Stage Two: Hysterical Weeping
Because death is anticipated, an overwhelming sense of futility and hopelessness takes over. You want to share your anger with the world, but the only Facebook status you can come up with is “Fuck Cancer” and it doesn’t seem appropriate. Instead you go home to your apartment and hold your phone up in front of your boyfriend so he can read the text message you got from your sister. He needs to hear the news but you can feel the tears pooling inside of you and you know if you tried to explain it with your own voice the message would dissolve into howling.
Weeping begins slowly in the kitchen before moving to the couch. You want to say a lot but your words feel callous because rather than dwelling on your own relationship with the dying man, you’re flooded with a sense of cosmic injustice. There is something objectively terrible about what is happening. He has five kids and a loving wife and the whole family has been through so much already. Each suffered through a divorce. They’ve seen death and abuse and for years there was no light in her eyes until he came along and they only had seven damn months of marriage before cancer came to take it all away again.
Stage Three: Distracting Nostalgia
After an hour of crying you realize that you can’t keep this up all night, and you pick a movie off the shelf that you used to love. It’s a superhero film and it’s more than a decade old. It’s nice to see practical effects for a change but you remembered being more impressed with the film back in high school. When it’s over you put the DVD back in the case and put the case in the box of stuff headed for Goodwill.
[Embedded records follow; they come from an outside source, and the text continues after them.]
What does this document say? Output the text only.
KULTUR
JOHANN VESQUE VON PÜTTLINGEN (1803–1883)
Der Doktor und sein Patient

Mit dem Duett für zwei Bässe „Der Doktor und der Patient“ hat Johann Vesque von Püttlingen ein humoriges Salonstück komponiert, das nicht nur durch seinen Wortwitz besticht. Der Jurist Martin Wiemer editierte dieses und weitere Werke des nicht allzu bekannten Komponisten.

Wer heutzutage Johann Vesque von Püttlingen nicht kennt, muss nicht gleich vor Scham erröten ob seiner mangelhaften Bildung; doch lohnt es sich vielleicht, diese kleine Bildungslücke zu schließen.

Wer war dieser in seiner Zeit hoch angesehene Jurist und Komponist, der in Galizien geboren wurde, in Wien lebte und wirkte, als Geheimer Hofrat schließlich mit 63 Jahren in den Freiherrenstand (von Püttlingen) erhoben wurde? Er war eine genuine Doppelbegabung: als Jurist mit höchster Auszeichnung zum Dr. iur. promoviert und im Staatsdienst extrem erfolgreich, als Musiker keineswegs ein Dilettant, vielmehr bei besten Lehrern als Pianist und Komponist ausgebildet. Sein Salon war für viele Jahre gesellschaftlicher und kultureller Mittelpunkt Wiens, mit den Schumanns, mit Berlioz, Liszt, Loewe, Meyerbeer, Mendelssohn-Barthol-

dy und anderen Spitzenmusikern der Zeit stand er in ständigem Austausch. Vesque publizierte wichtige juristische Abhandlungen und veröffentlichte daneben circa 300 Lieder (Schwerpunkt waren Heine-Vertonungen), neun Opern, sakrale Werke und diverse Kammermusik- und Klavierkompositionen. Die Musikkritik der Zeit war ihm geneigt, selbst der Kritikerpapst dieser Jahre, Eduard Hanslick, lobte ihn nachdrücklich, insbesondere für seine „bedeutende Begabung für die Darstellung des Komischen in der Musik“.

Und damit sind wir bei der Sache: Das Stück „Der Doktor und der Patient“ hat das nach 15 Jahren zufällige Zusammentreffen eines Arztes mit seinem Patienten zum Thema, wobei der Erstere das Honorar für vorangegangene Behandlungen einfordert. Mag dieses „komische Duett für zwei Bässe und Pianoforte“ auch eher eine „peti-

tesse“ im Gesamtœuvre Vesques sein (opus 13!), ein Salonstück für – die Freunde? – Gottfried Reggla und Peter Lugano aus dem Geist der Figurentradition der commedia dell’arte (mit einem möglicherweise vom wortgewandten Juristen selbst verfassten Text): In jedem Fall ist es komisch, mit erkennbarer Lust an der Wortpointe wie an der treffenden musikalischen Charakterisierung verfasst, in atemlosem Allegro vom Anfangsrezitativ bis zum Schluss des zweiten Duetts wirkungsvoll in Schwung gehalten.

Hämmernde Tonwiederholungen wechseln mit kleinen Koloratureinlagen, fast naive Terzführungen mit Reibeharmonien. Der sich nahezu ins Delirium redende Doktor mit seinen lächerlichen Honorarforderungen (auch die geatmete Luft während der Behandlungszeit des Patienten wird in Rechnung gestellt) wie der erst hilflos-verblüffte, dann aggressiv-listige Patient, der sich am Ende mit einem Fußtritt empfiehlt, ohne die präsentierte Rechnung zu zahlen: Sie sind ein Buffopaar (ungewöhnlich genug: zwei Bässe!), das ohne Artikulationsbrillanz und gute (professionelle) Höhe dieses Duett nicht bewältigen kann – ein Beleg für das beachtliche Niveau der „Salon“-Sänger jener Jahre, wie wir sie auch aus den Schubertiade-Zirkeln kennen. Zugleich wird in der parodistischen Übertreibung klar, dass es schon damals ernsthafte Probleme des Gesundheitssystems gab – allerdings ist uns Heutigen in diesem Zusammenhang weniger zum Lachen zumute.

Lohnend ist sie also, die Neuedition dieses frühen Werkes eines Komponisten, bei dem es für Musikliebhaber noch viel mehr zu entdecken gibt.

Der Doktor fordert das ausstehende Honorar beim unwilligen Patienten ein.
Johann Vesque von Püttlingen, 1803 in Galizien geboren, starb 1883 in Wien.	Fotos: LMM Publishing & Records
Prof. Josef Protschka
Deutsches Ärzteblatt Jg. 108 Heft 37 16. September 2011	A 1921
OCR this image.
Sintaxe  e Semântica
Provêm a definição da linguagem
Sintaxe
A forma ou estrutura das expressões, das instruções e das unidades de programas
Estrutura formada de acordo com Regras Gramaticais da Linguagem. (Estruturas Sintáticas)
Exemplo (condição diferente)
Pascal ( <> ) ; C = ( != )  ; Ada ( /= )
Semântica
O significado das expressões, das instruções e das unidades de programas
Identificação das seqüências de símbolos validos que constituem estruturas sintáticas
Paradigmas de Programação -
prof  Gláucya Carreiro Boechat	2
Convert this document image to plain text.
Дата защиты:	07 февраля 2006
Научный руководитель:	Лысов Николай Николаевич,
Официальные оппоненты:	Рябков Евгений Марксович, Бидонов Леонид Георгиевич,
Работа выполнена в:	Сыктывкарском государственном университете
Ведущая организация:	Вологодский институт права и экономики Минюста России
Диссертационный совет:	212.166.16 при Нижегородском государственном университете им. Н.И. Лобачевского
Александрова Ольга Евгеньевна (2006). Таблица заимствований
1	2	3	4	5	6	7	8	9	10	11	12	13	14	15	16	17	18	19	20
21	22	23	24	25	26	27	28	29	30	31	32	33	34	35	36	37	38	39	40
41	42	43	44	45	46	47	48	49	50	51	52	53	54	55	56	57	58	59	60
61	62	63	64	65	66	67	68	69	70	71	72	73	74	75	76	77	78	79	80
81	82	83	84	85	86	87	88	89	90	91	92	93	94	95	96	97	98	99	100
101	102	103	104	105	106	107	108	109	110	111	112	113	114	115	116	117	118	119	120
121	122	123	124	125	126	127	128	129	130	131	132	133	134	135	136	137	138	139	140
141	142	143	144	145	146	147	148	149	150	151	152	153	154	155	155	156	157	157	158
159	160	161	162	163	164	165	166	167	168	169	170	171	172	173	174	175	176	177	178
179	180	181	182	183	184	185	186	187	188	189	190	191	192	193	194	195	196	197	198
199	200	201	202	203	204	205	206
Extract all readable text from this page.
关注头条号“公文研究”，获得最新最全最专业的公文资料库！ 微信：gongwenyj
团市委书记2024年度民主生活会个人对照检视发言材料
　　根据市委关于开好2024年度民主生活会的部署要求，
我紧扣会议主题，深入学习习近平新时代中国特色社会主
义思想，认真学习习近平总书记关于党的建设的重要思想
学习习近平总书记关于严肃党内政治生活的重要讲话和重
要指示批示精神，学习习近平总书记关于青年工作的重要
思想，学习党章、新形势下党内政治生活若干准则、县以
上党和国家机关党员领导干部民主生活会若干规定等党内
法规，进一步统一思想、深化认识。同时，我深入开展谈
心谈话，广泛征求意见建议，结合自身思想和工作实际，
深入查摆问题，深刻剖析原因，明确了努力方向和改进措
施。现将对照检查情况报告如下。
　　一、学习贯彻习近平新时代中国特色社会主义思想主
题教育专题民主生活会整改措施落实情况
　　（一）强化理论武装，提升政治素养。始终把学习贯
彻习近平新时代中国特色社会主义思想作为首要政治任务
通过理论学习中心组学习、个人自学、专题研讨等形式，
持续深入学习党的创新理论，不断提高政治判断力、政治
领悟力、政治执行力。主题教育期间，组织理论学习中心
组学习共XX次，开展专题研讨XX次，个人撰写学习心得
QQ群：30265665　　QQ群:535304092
Stage Four: Memory Flashes
You ruminate on the last time you saw him, and the time before that. You remember hearing how one doctor said he had no hope, and another said this cancer would never kill him. For some reason you remember that day in stage combat class ten years ago. You were practicing how to safely drag a person across the floor. The teacher told you that as the victim you were supposed to look like you were fighting against it while actually helping your partner calmly pull you to the other corner. Fighting on the outside while internally accepting the inevitable.
Stage Five: Death
You’re at work when you get the message that he’s gone. His wife and kids were there, so were his parents and her parents. You don’t cry this time, but you briefly revert back to Stage One and stare out the window for the next 20 minutes.
Stage Six: Shower Crying
You realize that if you cry in the shower there’s no mess and no one can hear you. Your shower is long and you waste a lot of water and you don’t care.
Stage Seven: Bridezillas
You eat chocolate chips and watch people be awful to each other.
Stage Eight: Sad Cleaning
You ferociously clean your desk and the surrounding areas because at least it’s something you can do. You cleaned the living room just six days ago, so nothing’s actually dirty. You choose to vacuum the same patch of carpet over and over again, imagining that if you do it enough now you won’t have to do it ever again.
Stage Nine: Detachment
You sit down and write down 600 words of how you’re feeling. You put it in the second person in the hopes that maybe it didn’t really happen, and it’s just an abstract idea you once had. No one died today. There’s no 11-year-old girl who just lost her dad. There are no funerals to attend and no phone calls to make. Thanksgiving will be the same as always. There are no empty seats at the table.